# Problème Internet mac os X 10.1 (Puma)



## KermitFroggy (13 Mai 2021)

Bonjour,

J'ai en possession un Imac G3 Indigo de 2000 avec un PowerPC 750 à 350 MHz et Mac os X 10.1 Puma installée dessus

Malgré mes nombreuses tentatives de configuration internet cela ne marche toujours pas...

Le problème ne vient pas de l'appareil car lorsque j'avais mac os 9 installé je pouvais aller sur google

Auriez-vous des solutions ?

Merci d'avance


----------



## Anthony (14 Mai 2021)

KermitFroggy a dit:


> Auriez-vous des solutions ?


Poser la question dans la bonne section, pour commencer. Je déplace.


----------



## Pascal 77 (14 Mai 2021)

C'est un peu juste comme précisions, pour pouvoir répondre. Il faudrait savoir :


de quel iMac il s'agit : modèle octobre 99 ou modèle juillet 2000 (avec, ou sans Firewire) ?
comment est-il connecté physiquement au réseau ?
Quel navigateur utilises tu ?
quels réglages as-tu utilisé ?

En tout état de cause, il faudrait le mettre à jour, soit sous OS X 10.3.9 (Panther) si c'est un fin 99 (sans Firewire), soit en 10.4.11 (Tiger) si c'est un mi 2000, ça serait un bon début. Par ailleurs, vu l'âge du Mac, point de vue navigateur, il n'y a qu'une seule solution efficace (hélas pour un temps seulement, son développement ayant cessé le mois dernier) : Ten4Fox. Il fonctionne sous Tiger, sous Panther, je ne pense pas qu'il soit compatible … À vérifier.


----------



## KermitFroggy (21 Mai 2021)

Bonjour

C'est donc un Mac de juillet 2000 sans Firewire
Il est connecté en avec un cable Ethernet (le cable marche très bien avec un ordinateur sur Windows 10)
J'utilise internet explorer
Pour les réglages je ne sais pas quoi mettre justement si quelqu'un pourrait m'aider là-dessus cela serait génial !
Pour la mise à jour du système d'exploitation, il me semble c'est la dernière version compatible avec cet iMac qui possède 64 Mo de Ram (oui ce n'est pas le maximum mais vu le prix de la sdram je ne préfère pas investir dans une machine si âgée...) 

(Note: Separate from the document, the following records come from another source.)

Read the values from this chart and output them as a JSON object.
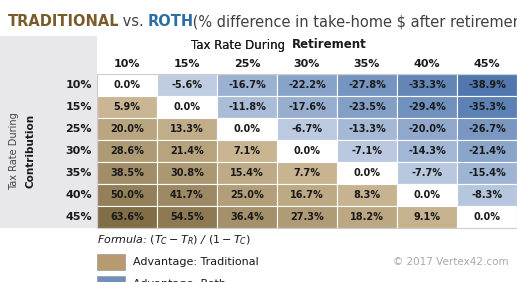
{
  "title_traditional": "TRADITIONAL",
  "title_vs": " vs. ",
  "title_roth": "ROTH",
  "title_rest": " (% difference in take-home $ after retirement)",
  "col_header_normal": "Tax Rate During ",
  "col_header_bold": "Retirement",
  "row_header_normal": "Tax Rate During",
  "row_header_bold": "Contribution",
  "col_labels": [
    "10%",
    "15%",
    "25%",
    "30%",
    "35%",
    "40%",
    "45%"
  ],
  "row_labels": [
    "10%",
    "15%",
    "25%",
    "30%",
    "35%",
    "40%",
    "45%"
  ],
  "values": [
    [
      "0.0%",
      "-5.6%",
      "-16.7%",
      "-22.2%",
      "-27.8%",
      "-33.3%",
      "-38.9%"
    ],
    [
      "5.9%",
      "0.0%",
      "-11.8%",
      "-17.6%",
      "-23.5%",
      "-29.4%",
      "-35.3%"
    ],
    [
      "20.0%",
      "13.3%",
      "0.0%",
      "-6.7%",
      "-13.3%",
      "-20.0%",
      "-26.7%"
    ],
    [
      "28.6%",
      "21.4%",
      "7.1%",
      "0.0%",
      "-7.1%",
      "-14.3%",
      "-21.4%"
    ],
    [
      "38.5%",
      "30.8%",
      "15.4%",
      "7.7%",
      "0.0%",
      "-7.7%",
      "-15.4%"
    ],
    [
      "50.0%",
      "41.7%",
      "25.0%",
      "16.7%",
      "8.3%",
      "0.0%",
      "-8.3%"
    ],
    [
      "63.6%",
      "54.5%",
      "36.4%",
      "27.3%",
      "18.2%",
      "9.1%",
      "0.0%"
    ]
  ],
  "numeric_values": [
    [
      0.0,
      -5.6,
      -16.7,
      -22.2,
      -27.8,
      -33.3,
      -38.9
    ],
    [
      5.9,
      0.0,
      -11.8,
      -17.6,
      -23.5,
      -29.4,
      -35.3
    ],
    [
      20.0,
      13.3,
      0.0,
      -6.7,
      -13.3,
      -20.0,
      -26.7
    ],
    [
      28.6,
      21.4,
      7.1,
      0.0,
      -7.1,
      -14.3,
      -21.4
    ],
    [
      38.5,
      30.8,
      15.4,
      7.7,
      0.0,
      -7.7,
      -15.4
    ],
    [
      50.0,
      41.7,
      25.0,
      16.7,
      8.3,
      0.0,
      -8.3
    ],
    [
      63.6,
      54.5,
      36.4,
      27.3,
      18.2,
      9.1,
      0.0
    ]
  ],
  "title_color_traditional": "#7B5B2A",
  "title_color_roth": "#2E6FA3",
  "title_color_rest": "#404040",
  "header_bg": "#E8E8EC",
  "formula_text": "Formula: (T",
  "legend_trad_color": "#B89A70",
  "legend_roth_color": "#7090BB",
  "legend_trad_text": "Advantage: Traditional",
  "legend_roth_text": "Advantage: Roth",
  "copyright": "© 2017 Vertex42.com",
  "background_color": "#FFFFFF",
  "cell_text_color": "#1a1a1a",
  "row_label_color": "#1a1a1a",
  "col_label_color": "#1a1a1a"
}
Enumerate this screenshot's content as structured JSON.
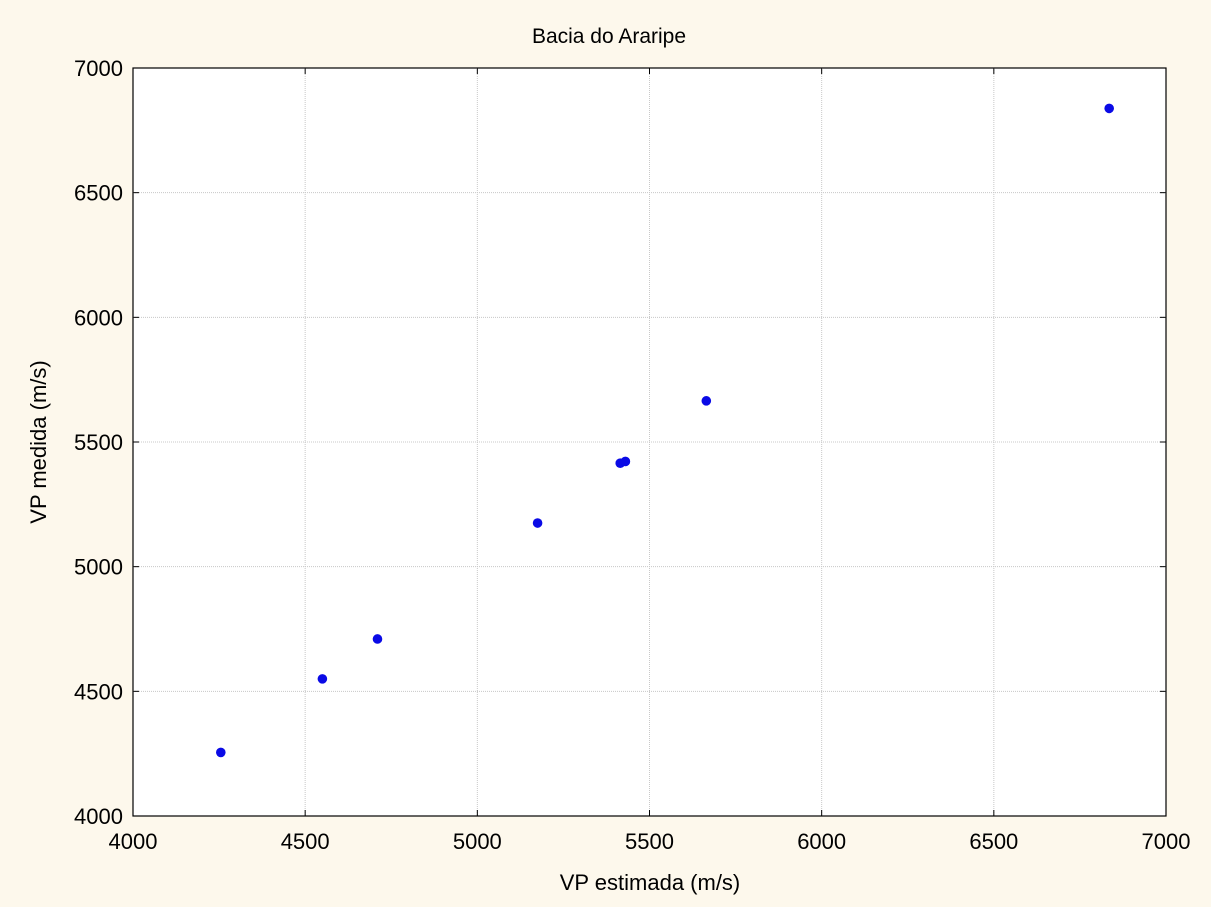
{
  "chart_data": {
    "type": "scatter",
    "title": "Bacia do Araripe",
    "xlabel": "VP estimada (m/s)",
    "ylabel": "VP medida (m/s)",
    "xlim": [
      4000,
      7000
    ],
    "ylim": [
      4000,
      7000
    ],
    "xticks": [
      4000,
      4500,
      5000,
      5500,
      6000,
      6500,
      7000
    ],
    "yticks": [
      4000,
      4500,
      5000,
      5500,
      6000,
      6500,
      7000
    ],
    "grid": true,
    "marker_color": "#0a0ae6",
    "background_color": "#fdf8ec",
    "points": [
      {
        "x": 4255,
        "y": 4255
      },
      {
        "x": 4550,
        "y": 4550
      },
      {
        "x": 4710,
        "y": 4710
      },
      {
        "x": 5175,
        "y": 5175
      },
      {
        "x": 5415,
        "y": 5415
      },
      {
        "x": 5430,
        "y": 5422
      },
      {
        "x": 5665,
        "y": 5665
      },
      {
        "x": 6835,
        "y": 6838
      }
    ]
  }
}
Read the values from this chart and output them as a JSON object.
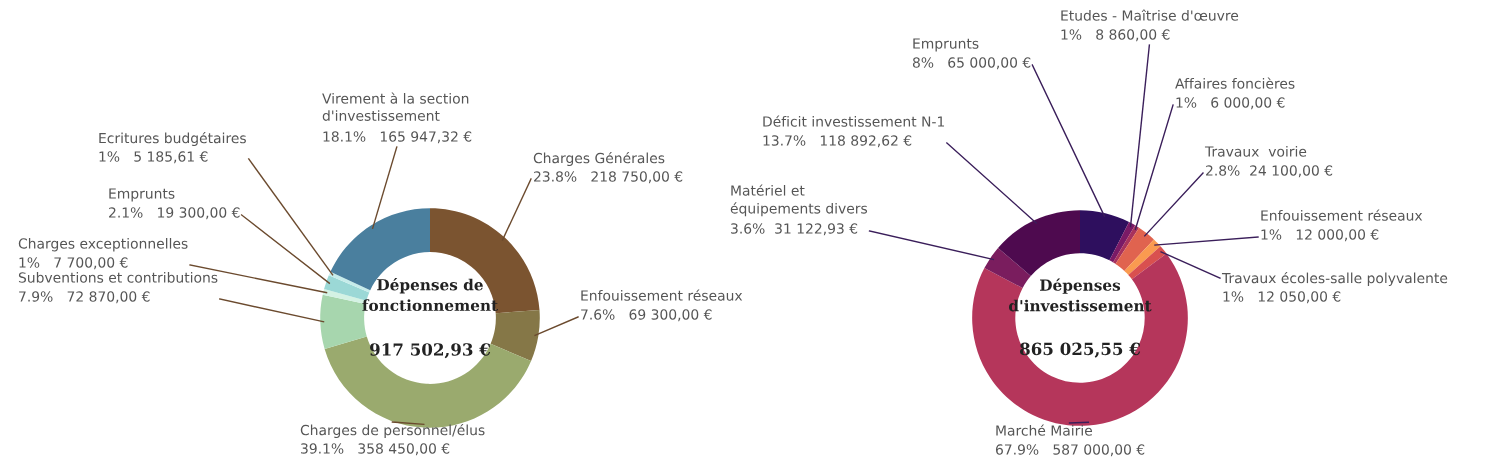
{
  "chart_data": [
    {
      "type": "donut",
      "title": "Dépenses de\nfonctionnement",
      "annotations": [
        "917 502,93 €"
      ],
      "categories": [
        "Charges Générales",
        "Enfouissement réseaux",
        "Charges de personnel/élus",
        "Subventions et contributions",
        "Charges exceptionnelles",
        "Emprunts",
        "Ecritures budgétaires",
        "Virement à la section\nd'investissement"
      ],
      "values": [
        218750.0,
        69300.0,
        358450.0,
        72870.0,
        7700.0,
        19300.0,
        5185.61,
        165947.32
      ],
      "value_labels": [
        "23.8%   218 750,00 €",
        "7.6%   69 300,00 €",
        "39.1%   358 450,00 €",
        "7.9%   72 870,00 €",
        "1%   7 700,00 €",
        "2.1%   19 300,00 €",
        "1%   5 185,61 €",
        "18.1%   165 947,32 €"
      ],
      "colors": [
        "#7b5430",
        "#857747",
        "#9aaa6e",
        "#a7d6ae",
        "#d4f2e4",
        "#9bd8d6",
        "#c6ecea",
        "#4a7f9e"
      ]
    },
    {
      "type": "donut",
      "title": "Dépenses\nd'investissement",
      "annotations": [
        "865 025,55 €"
      ],
      "categories": [
        "Emprunts",
        "Etudes - Maîtrise d'œuvre",
        "Affaires foncières",
        "Travaux  voirie",
        "Enfouissement réseaux",
        "Travaux écoles-salle polyvalente",
        "Marché Mairie",
        "Matériel et\néquipements divers",
        "Déficit investissement N-1"
      ],
      "values": [
        65000.0,
        8860.0,
        6000.0,
        24100.0,
        12000.0,
        12050.0,
        587000.0,
        31122.93,
        118892.62
      ],
      "value_labels": [
        "8%   65 000,00 €",
        "1%   8 860,00 €",
        "1%   6 000,00 €",
        "2.8%  24 100,00 €",
        "1%   12 000,00 €",
        "1%   12 050,00 €",
        "67.9%   587 000,00 €",
        "3.6%  31 122,93 €",
        "13.7%   118 892,62 €"
      ],
      "colors": [
        "#2e0f5e",
        "#7a1a66",
        "#a8325c",
        "#e0634f",
        "#fa9a50",
        "#d9504f",
        "#b5365b",
        "#7a1d5e",
        "#4e0a4f"
      ]
    }
  ]
}
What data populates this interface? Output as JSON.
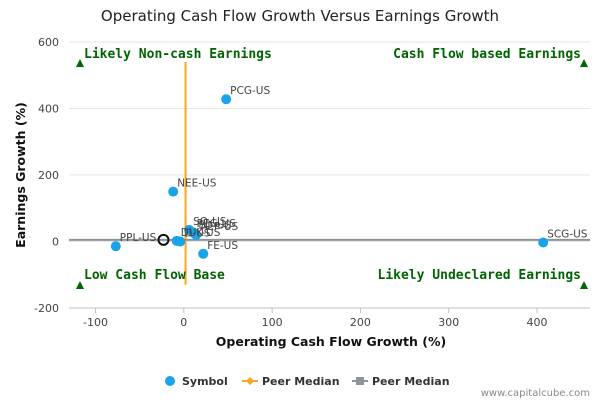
{
  "chart_data": {
    "type": "scatter",
    "title": "Operating Cash Flow Growth Versus Earnings Growth",
    "xlabel": "Operating Cash Flow Growth (%)",
    "ylabel": "Earnings Growth (%)",
    "xlim": [
      -130,
      460
    ],
    "ylim": [
      -200,
      600
    ],
    "xticks": [
      -100,
      0,
      100,
      200,
      300,
      400
    ],
    "yticks": [
      -200,
      0,
      200,
      400,
      600
    ],
    "points": [
      {
        "label": "PCG-US",
        "x": 48,
        "y": 428
      },
      {
        "label": "NEE-US",
        "x": -12,
        "y": 150
      },
      {
        "label": "SO-US",
        "x": 6,
        "y": 35
      },
      {
        "label": "PEG-US",
        "x": 10,
        "y": 28
      },
      {
        "label": "ED-US",
        "x": 12,
        "y": 24
      },
      {
        "label": "DUK-US",
        "x": -8,
        "y": 2
      },
      {
        "label": "D-US",
        "x": -4,
        "y": 0
      },
      {
        "label": "AEP-US",
        "x": 14,
        "y": 20
      },
      {
        "label": "FE-US",
        "x": 22,
        "y": -37
      },
      {
        "label": "PPL-US",
        "x": -77,
        "y": -14
      },
      {
        "label": "SCG-US",
        "x": 407,
        "y": -3
      }
    ],
    "highlight_point": {
      "x": -23,
      "y": 5
    },
    "peer_median": {
      "x": 2,
      "y": 5,
      "x_range": [
        -130,
        460
      ],
      "y_range": [
        -130,
        540
      ]
    },
    "quadrant_labels": {
      "top_left": "Likely Non-cash Earnings",
      "top_right": "Cash Flow based Earnings",
      "bottom_left": "Low Cash Flow Base",
      "bottom_right": "Likely Undeclared Earnings"
    },
    "legend": {
      "placement": "bottom-center",
      "items": [
        {
          "label": "Symbol",
          "color": "#1aa3e8"
        },
        {
          "label": "Peer Median",
          "color": "#f5a623"
        },
        {
          "label": "Peer Median",
          "color": "#8c9399"
        }
      ]
    },
    "colors": {
      "point": "#1aa3e8",
      "vertical_median": "#f5a623",
      "horizontal_median": "#8c9399",
      "quadrant_text": "#006400"
    },
    "credit": "www.capitalcube.com"
  }
}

Voilà j'espère que je réponds à tes questions


----------



## Karamazow (22 Mai 2021)

KermitFroggy a dit:


> Bonjour
> 
> C'est donc un Mac de juillet 2000 sans Firewire
> Il est connecté en avec un cable Ethernet (le cable marche très bien avec un ordinateur sur Windows 10)
> ...




J’ai lu que internet (Google) fonctionnait avec os9, mais est-ce que c’était le même câble rj45 ?

Si non, alors je me demande si il n’y aurait pas un sujet sur ce câble quand même : je me souviens que au début de l’ère réseau en rj45 il fallait être attentif au type de câble pour se brancher au routeur : câble croisé ou câble droit. 
Peut être que cette contrainte existe sur OS X 10.1 ?

Question : peux-tu tester avec un autre câble ?


----------



## Pascal 77 (22 Mai 2021)

Karamazow a dit:


> je me souviens que au début de l’ère réseau en rj45 il fallait être attentif au type de câble pour se brancher au routeur : câble croisé ou câble droit.
> Peut être que cette contrainte existe sur OS X 10.1 ?
> 
> Question : peux-tu tester avec un autre câble ?


Cette contrainte était déjà révolue en 2000, où les Mac étaient équipés en ethernet 100 baseT, qui savait croiser/décroiser quel que soit le câble employé. ça n'était pas un problème "système", mais matériel qui ne touchait que l'ethernet 10 baseT.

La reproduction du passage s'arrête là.